Wells, genetista de la Universidad de Stanford, pasó el verano de 1998 con tres colegas explorando las remotas regiones de Transcaucasia y Asia central en busca de gotas de sangre. En la sangre, donada por la gente que encontraba a su paso, buscará la historia que los indicadores genéticos pueden contar sobre los largos senderos que la vida humana ha seguido por todo el ancho mundo.

Los estudios genéticos constituyen la última técnica empleada en el prolongado esfuerzo del hombre moderno por averiguar de dónde proviene; pero, como quiera que se rastreen esos senderos, la historia fundamental es simple: el hombre ha estado en movimiento desde que era hombre. Si los primeros humanos no se hubiesen desplazado y mezclado tanto como lo hicieron, probablemente habrían seguido evolucionando en diferentes especies. La mayoría de los científicos concuerda en que, desde los inicios en Africa, los grupos de cazadores-recolectores se dispersaron, imantados por los confines de la Tierra.

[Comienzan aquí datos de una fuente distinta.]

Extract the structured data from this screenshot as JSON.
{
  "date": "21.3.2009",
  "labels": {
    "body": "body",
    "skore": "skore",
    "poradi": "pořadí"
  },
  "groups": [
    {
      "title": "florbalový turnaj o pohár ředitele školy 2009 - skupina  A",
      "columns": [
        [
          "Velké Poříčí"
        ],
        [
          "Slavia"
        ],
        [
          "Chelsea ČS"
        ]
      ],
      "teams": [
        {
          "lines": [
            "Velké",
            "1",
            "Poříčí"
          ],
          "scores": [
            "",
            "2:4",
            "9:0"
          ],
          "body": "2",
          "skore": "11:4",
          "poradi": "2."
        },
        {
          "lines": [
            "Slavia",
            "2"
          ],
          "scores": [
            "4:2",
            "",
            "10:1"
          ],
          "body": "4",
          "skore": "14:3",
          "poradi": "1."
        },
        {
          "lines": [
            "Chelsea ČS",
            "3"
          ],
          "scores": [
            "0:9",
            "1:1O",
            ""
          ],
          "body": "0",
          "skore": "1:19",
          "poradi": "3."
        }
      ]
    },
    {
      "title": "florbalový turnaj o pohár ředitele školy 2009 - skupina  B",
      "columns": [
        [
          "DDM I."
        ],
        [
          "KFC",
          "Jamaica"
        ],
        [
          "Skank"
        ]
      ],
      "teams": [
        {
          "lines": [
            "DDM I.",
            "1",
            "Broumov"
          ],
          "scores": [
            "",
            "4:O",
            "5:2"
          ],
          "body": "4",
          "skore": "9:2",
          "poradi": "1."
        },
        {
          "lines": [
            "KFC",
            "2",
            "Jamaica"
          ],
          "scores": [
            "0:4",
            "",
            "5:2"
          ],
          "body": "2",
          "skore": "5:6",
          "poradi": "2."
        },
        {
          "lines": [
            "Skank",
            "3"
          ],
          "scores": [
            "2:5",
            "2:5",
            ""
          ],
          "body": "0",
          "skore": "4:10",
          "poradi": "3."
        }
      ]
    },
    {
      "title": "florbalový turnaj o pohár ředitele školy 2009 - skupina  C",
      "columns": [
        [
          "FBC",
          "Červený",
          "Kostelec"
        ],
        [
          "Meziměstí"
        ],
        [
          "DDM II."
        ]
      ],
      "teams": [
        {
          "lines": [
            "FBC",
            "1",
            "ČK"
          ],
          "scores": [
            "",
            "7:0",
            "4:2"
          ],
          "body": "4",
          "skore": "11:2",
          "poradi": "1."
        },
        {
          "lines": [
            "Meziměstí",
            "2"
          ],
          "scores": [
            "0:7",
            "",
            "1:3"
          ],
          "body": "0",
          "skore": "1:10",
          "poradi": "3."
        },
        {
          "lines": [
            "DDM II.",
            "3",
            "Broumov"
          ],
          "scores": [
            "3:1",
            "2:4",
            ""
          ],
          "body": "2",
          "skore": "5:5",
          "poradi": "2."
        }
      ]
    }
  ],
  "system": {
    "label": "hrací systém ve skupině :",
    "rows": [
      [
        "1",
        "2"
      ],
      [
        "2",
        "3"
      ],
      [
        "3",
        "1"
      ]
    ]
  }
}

Según el demógrafo Kingsley Davis, fueron dos los factores que provocaron la migración: en primer lugar, gracias a sus herramientas y a su lenguaje, los seres humanos podían adaptarse a diferentes condiciones de vida sin tener que aguardar a que la evolución los hiciera adecuados para un nuevo hábitat; en segundo lugar, a medida que crecían las poblaciones, las culturas comenzaron a diferir, y se desarrollaron las desigualdades entre los grupos. El primer factor nos dio las llaves de las puertas de todos los rincones del planeta; el segundo nos dio las razones para usarlas.

Con los siglos, a medida que la agricultura se difundía por el planeta, el hombre se trasladaba a lugares donde se encontraban metales y donde eran trabajados, y hacia los centros de comercio que después se convirtieron en ciudades. A su vez, esos lugares fueron invadidos y conquistados por pueblos que las generaciones posteriores llamaron bárbaros; los nombres de algunos de esos grupos llegaron a ser símbolos de trastornos: hititas, escitas, visigodos, vándalos y, no sea que los olvidemos, los vigorosos guerreros de Atila, los hunos.

Entre esas oleadas tormentosas hubo mareas continuas pero de similar intensidad con las que el hombre se trasladaba para colonizar o era capturado y transportado en calidad de esclavo. Por algún tiempo, la población de Atenas, esa ciudad de ilustración legendaria, estuvo formada hasta por un 35 por ciento de esclavos.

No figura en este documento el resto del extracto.